The Wairarapa district of New Zealand occupies the south eastern corner of the North Island, east of Wellington and south of Hawke Bay. The area is lightly populated, having several rural service towns, with Masterton being the largest.
The district spans the administrative regions of Wellington and Hawke's Bay. Having been settled from both the north and west and been the subject of reorganisations of local government, the district's northern borders are vague and gradually blend into southern Hawke's Bay region. The area south of Mt. Bruce is always known as Wairarapa. The area to the north of Mt. Bruce is called the Tararua (with a district council of the same name) and is in the Manawatu-Wanganui region, because it feeds the headwaters of the Manawatu River, which cuts through a mountain range (Tararua to the south and Ruahine to the north) via the Manawatu Gorge to flow to the west coast of the North Island.

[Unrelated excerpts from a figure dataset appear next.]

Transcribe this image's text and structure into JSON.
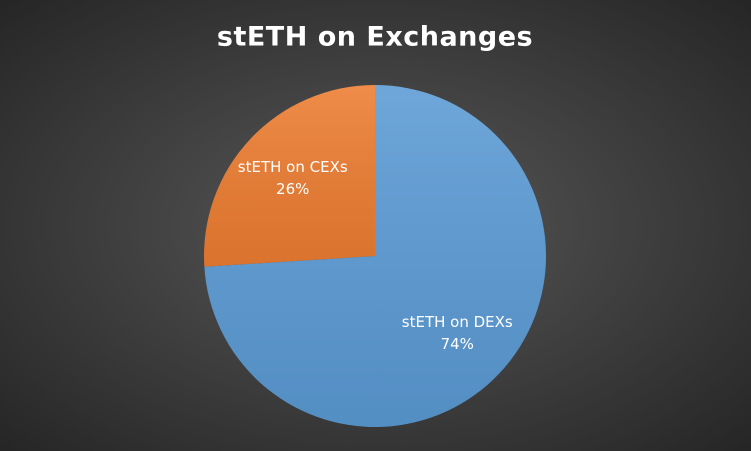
{
  "chart_data": {
    "type": "pie",
    "title": "stETH on Exchanges",
    "categories": [
      "stETH on DEXs",
      "stETH on CEXs"
    ],
    "values": [
      74,
      26
    ],
    "value_labels": [
      "74%",
      "26%"
    ],
    "colors": [
      "#5b9bd5",
      "#ed7d31"
    ]
  }
}
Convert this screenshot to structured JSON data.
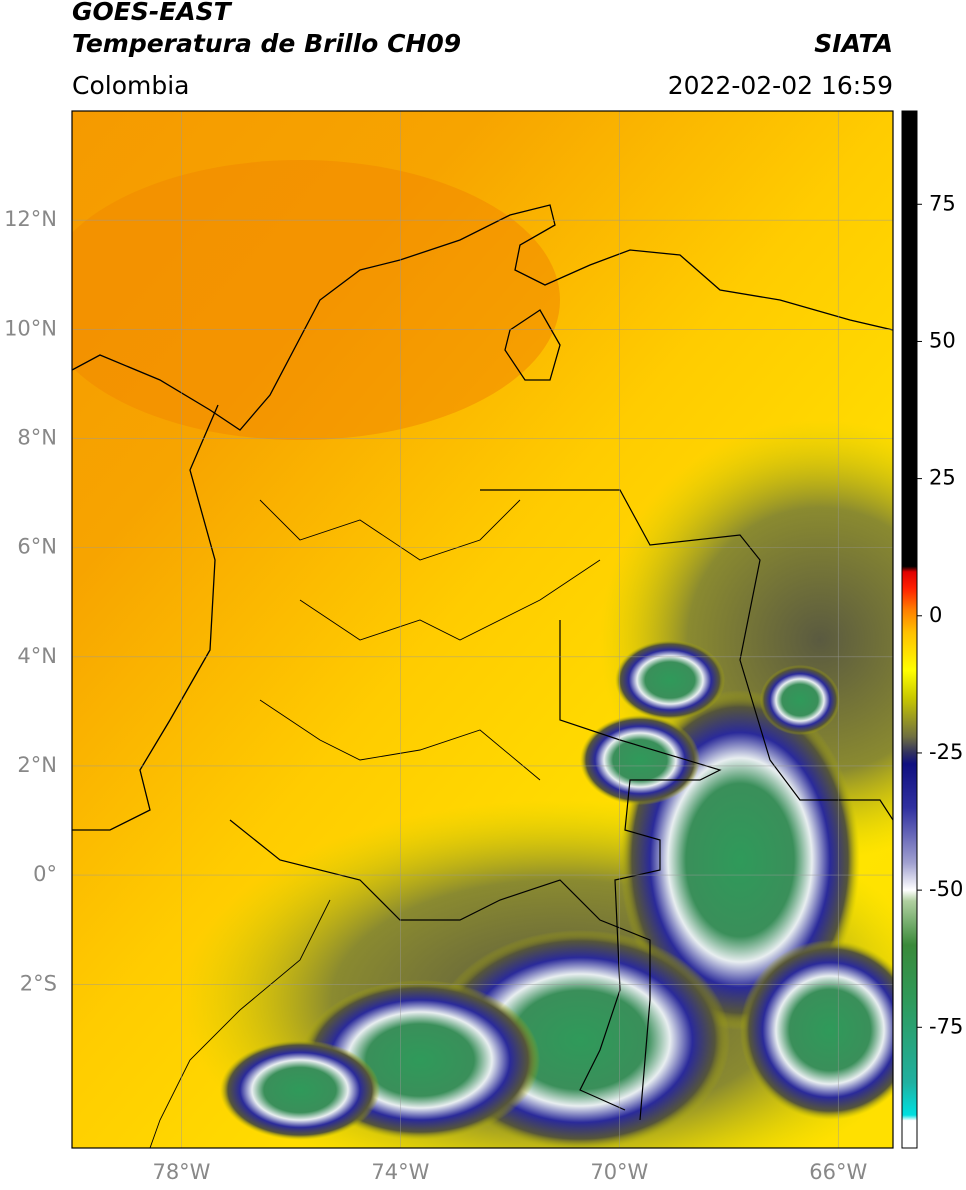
{
  "header": {
    "title": "GOES-EAST",
    "subtitle": "Temperatura de Brillo CH09",
    "agency": "SIATA",
    "region": "Colombia",
    "datetime": "2022-02-02 16:59"
  },
  "map": {
    "lat_range": [
      -5,
      14
    ],
    "lon_range": [
      -80,
      -65
    ],
    "grid": true,
    "lat_ticks": [
      {
        "value": 12,
        "label": "12°N"
      },
      {
        "value": 10,
        "label": "10°N"
      },
      {
        "value": 8,
        "label": "8°N"
      },
      {
        "value": 6,
        "label": "6°N"
      },
      {
        "value": 4,
        "label": "4°N"
      },
      {
        "value": 2,
        "label": "2°N"
      },
      {
        "value": 0,
        "label": "0°"
      },
      {
        "value": -2,
        "label": "2°S"
      }
    ],
    "lon_ticks": [
      {
        "value": -78,
        "label": "78°W"
      },
      {
        "value": -74,
        "label": "74°W"
      },
      {
        "value": -70,
        "label": "70°W"
      },
      {
        "value": -66,
        "label": "66°W"
      }
    ]
  },
  "colorbar": {
    "range": [
      -97,
      92
    ],
    "ticks": [
      75,
      50,
      25,
      0,
      -25,
      -50,
      -75
    ],
    "colormap": [
      {
        "value": -97,
        "color": "#ffffff"
      },
      {
        "value": -92,
        "color": "#ffffff"
      },
      {
        "value": -91,
        "color": "#00e0e0"
      },
      {
        "value": -85,
        "color": "#20b0a0"
      },
      {
        "value": -70,
        "color": "#2f9a5a"
      },
      {
        "value": -60,
        "color": "#3a8a3a"
      },
      {
        "value": -52,
        "color": "#b0d0a0"
      },
      {
        "value": -50,
        "color": "#ffffff"
      },
      {
        "value": -45,
        "color": "#a0a0d0"
      },
      {
        "value": -35,
        "color": "#3030a0"
      },
      {
        "value": -27,
        "color": "#101080"
      },
      {
        "value": -25,
        "color": "#303060"
      },
      {
        "value": -22,
        "color": "#707040"
      },
      {
        "value": -15,
        "color": "#c8c800"
      },
      {
        "value": -10,
        "color": "#ffff00"
      },
      {
        "value": -3,
        "color": "#ffc000"
      },
      {
        "value": 1,
        "color": "#ff8000"
      },
      {
        "value": 5,
        "color": "#ff2000"
      },
      {
        "value": 8,
        "color": "#e00000"
      },
      {
        "value": 9,
        "color": "#000000"
      },
      {
        "value": 92,
        "color": "#000000"
      }
    ]
  }
}
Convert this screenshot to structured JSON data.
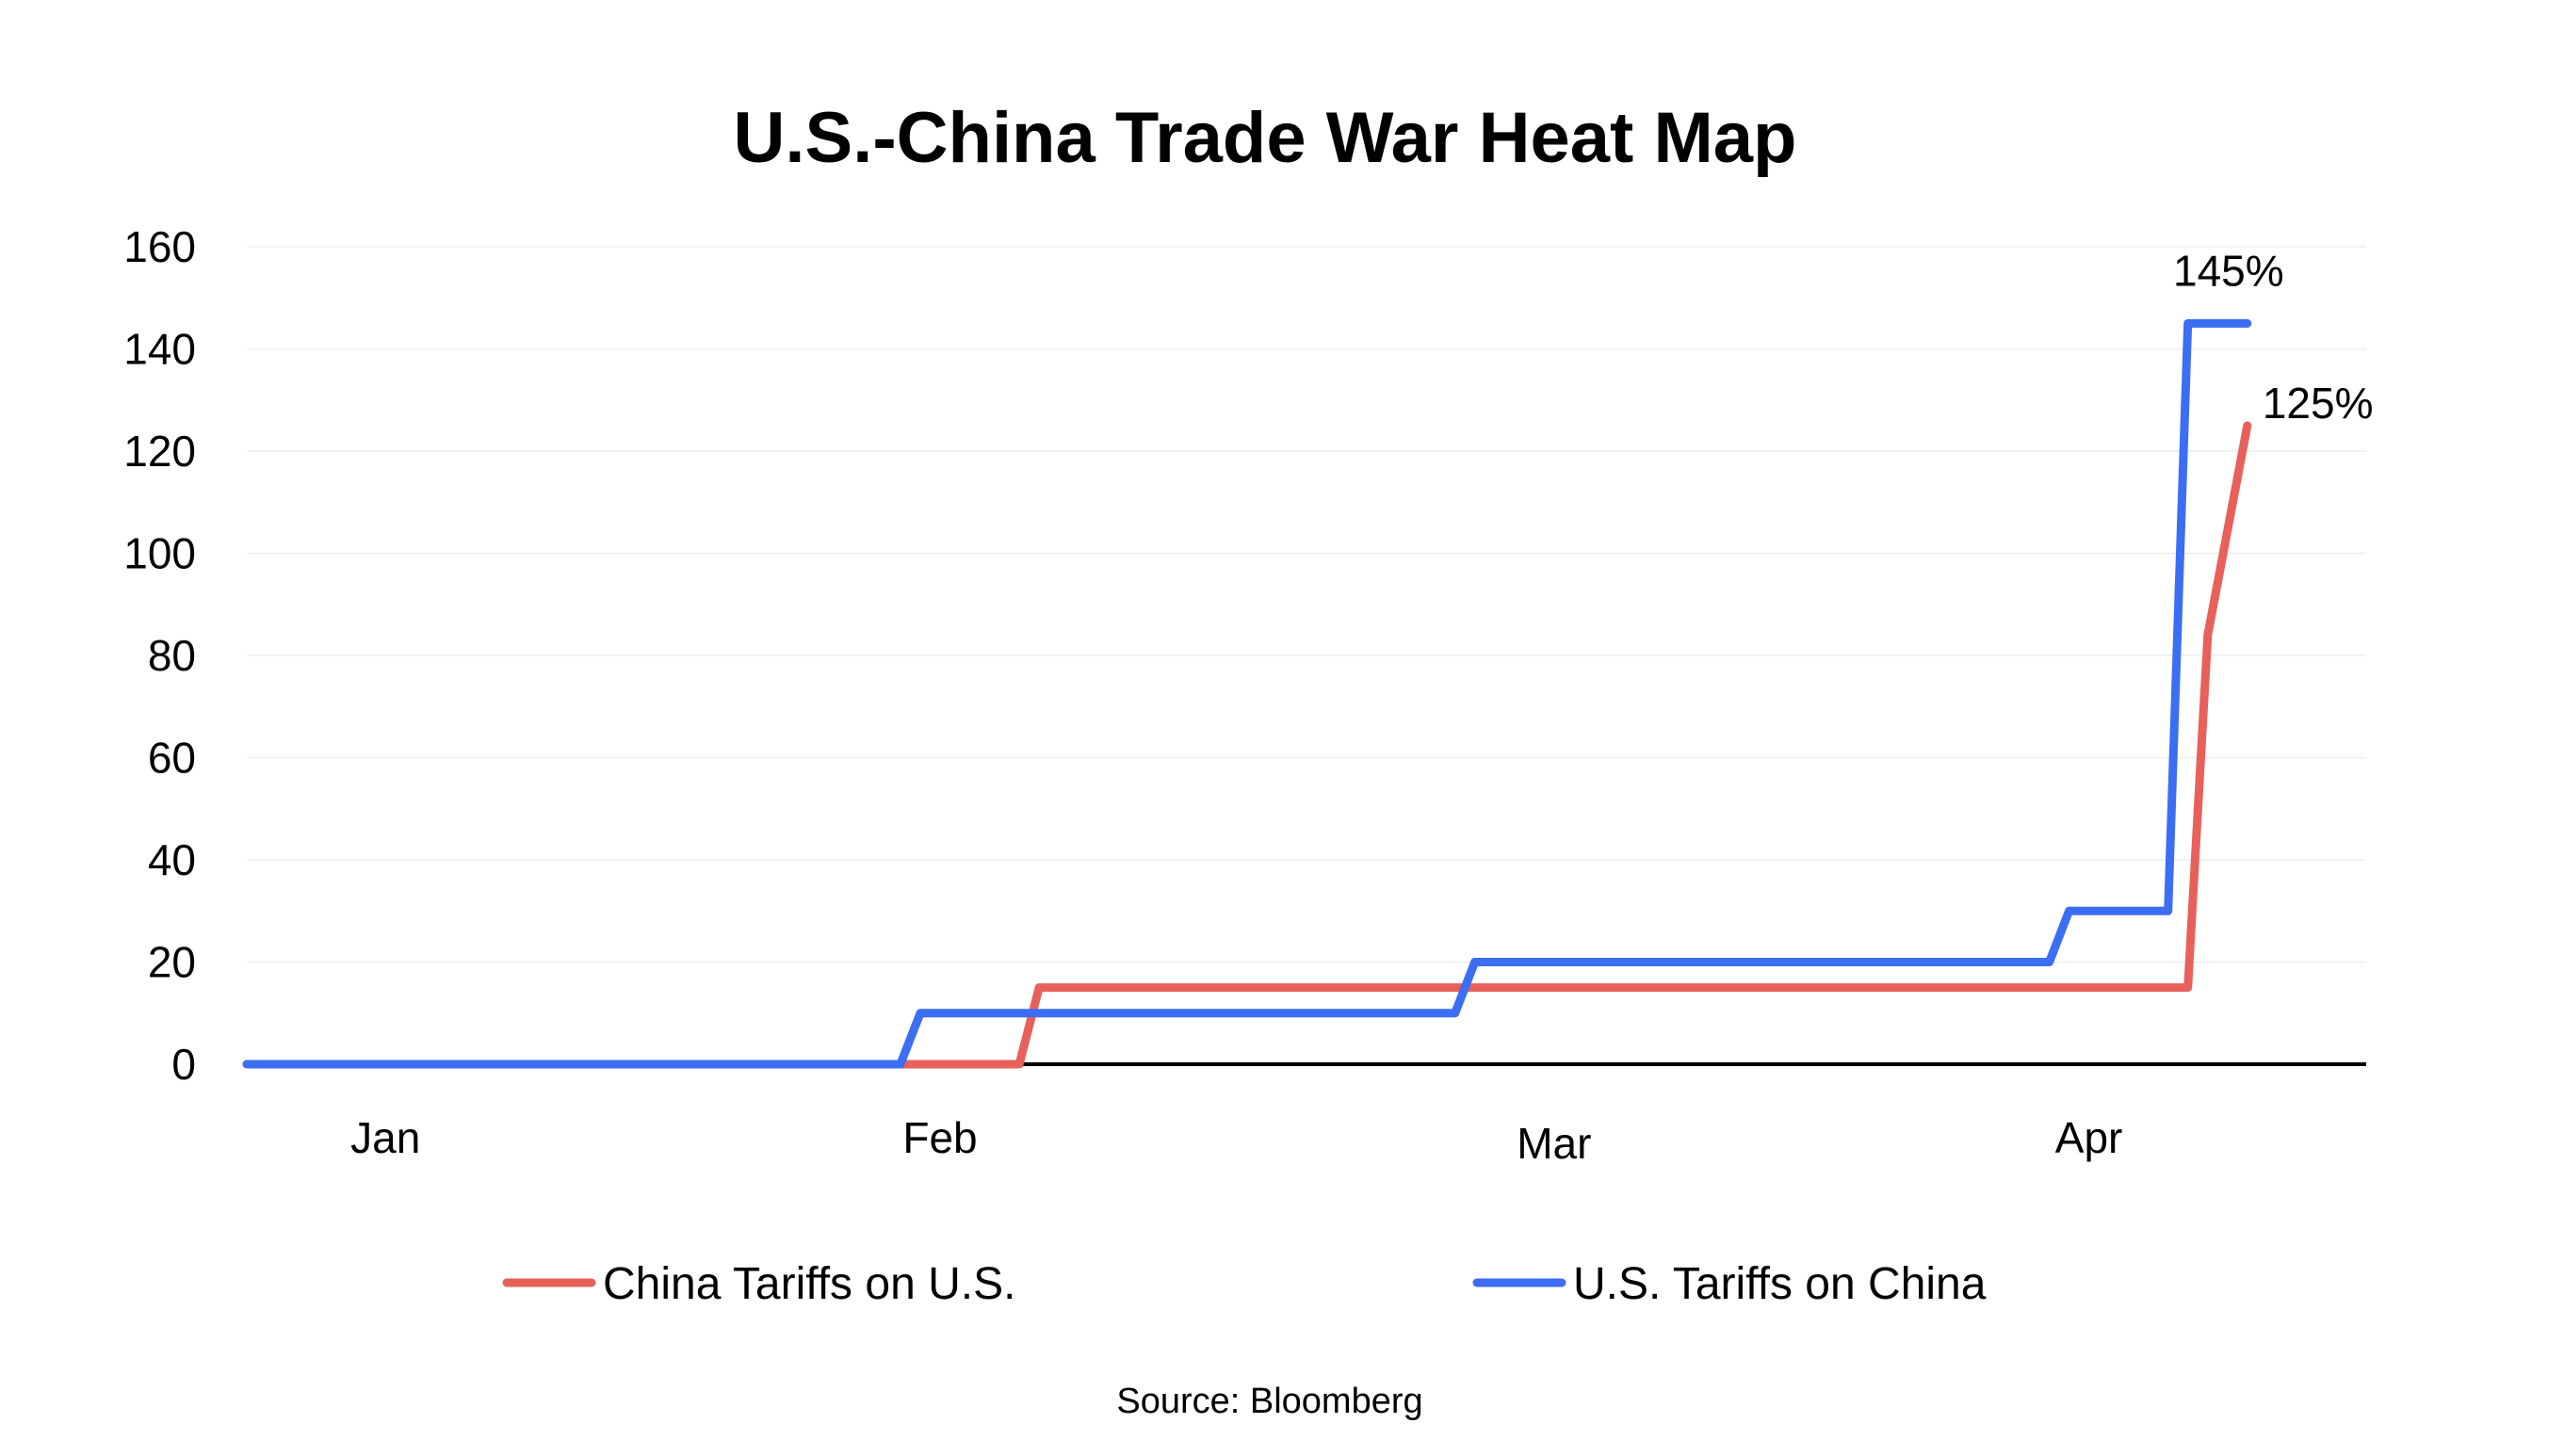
{
  "chart_data": {
    "type": "line",
    "title": "U.S.-China Trade War Heat Map",
    "xlabel": "",
    "ylabel": "",
    "ylim": [
      0,
      160
    ],
    "yticks": [
      0,
      20,
      40,
      60,
      80,
      100,
      120,
      140,
      160
    ],
    "x_range": [
      "2025-01-01",
      "2025-04-18"
    ],
    "month_labels": [
      {
        "label": "Jan",
        "date": "2025-01-08"
      },
      {
        "label": "Feb",
        "date": "2025-02-05"
      },
      {
        "label": "Mar",
        "date": "2025-03-08"
      },
      {
        "label": "Apr",
        "date": "2025-04-04"
      }
    ],
    "grid": true,
    "legend_position": "bottom",
    "series": [
      {
        "name": "China Tariffs on U.S.",
        "color": "#e8605a",
        "points": [
          [
            "2025-01-01",
            0
          ],
          [
            "2025-02-09",
            0
          ],
          [
            "2025-02-10",
            15
          ],
          [
            "2025-04-09",
            15
          ],
          [
            "2025-04-10",
            84
          ],
          [
            "2025-04-12",
            125
          ]
        ],
        "end_label": "125%"
      },
      {
        "name": "U.S. Tariffs on China",
        "color": "#3b6ef2",
        "points": [
          [
            "2025-01-01",
            0
          ],
          [
            "2025-02-03",
            0
          ],
          [
            "2025-02-04",
            10
          ],
          [
            "2025-03-03",
            10
          ],
          [
            "2025-03-04",
            20
          ],
          [
            "2025-04-02",
            20
          ],
          [
            "2025-04-03",
            30
          ],
          [
            "2025-04-08",
            30
          ],
          [
            "2025-04-09",
            145
          ],
          [
            "2025-04-12",
            145
          ]
        ],
        "end_label": "145%"
      }
    ],
    "source": "Source: Bloomberg"
  }
}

The agricultural industries, including forestry, cropping, sheep and dairy farming are major land users. The area around Martinborough, in the south, is renowned for its vineyards and wine, while beer has been made at Mangatainoka, in the north, since 1889.
Many of New Zealand's endangered native birds can be seen at the National Wildlife Centre at Mt. Bruce, which lies just south of Eketahuna, considered by some to be the epitome of rural New Zealand towns.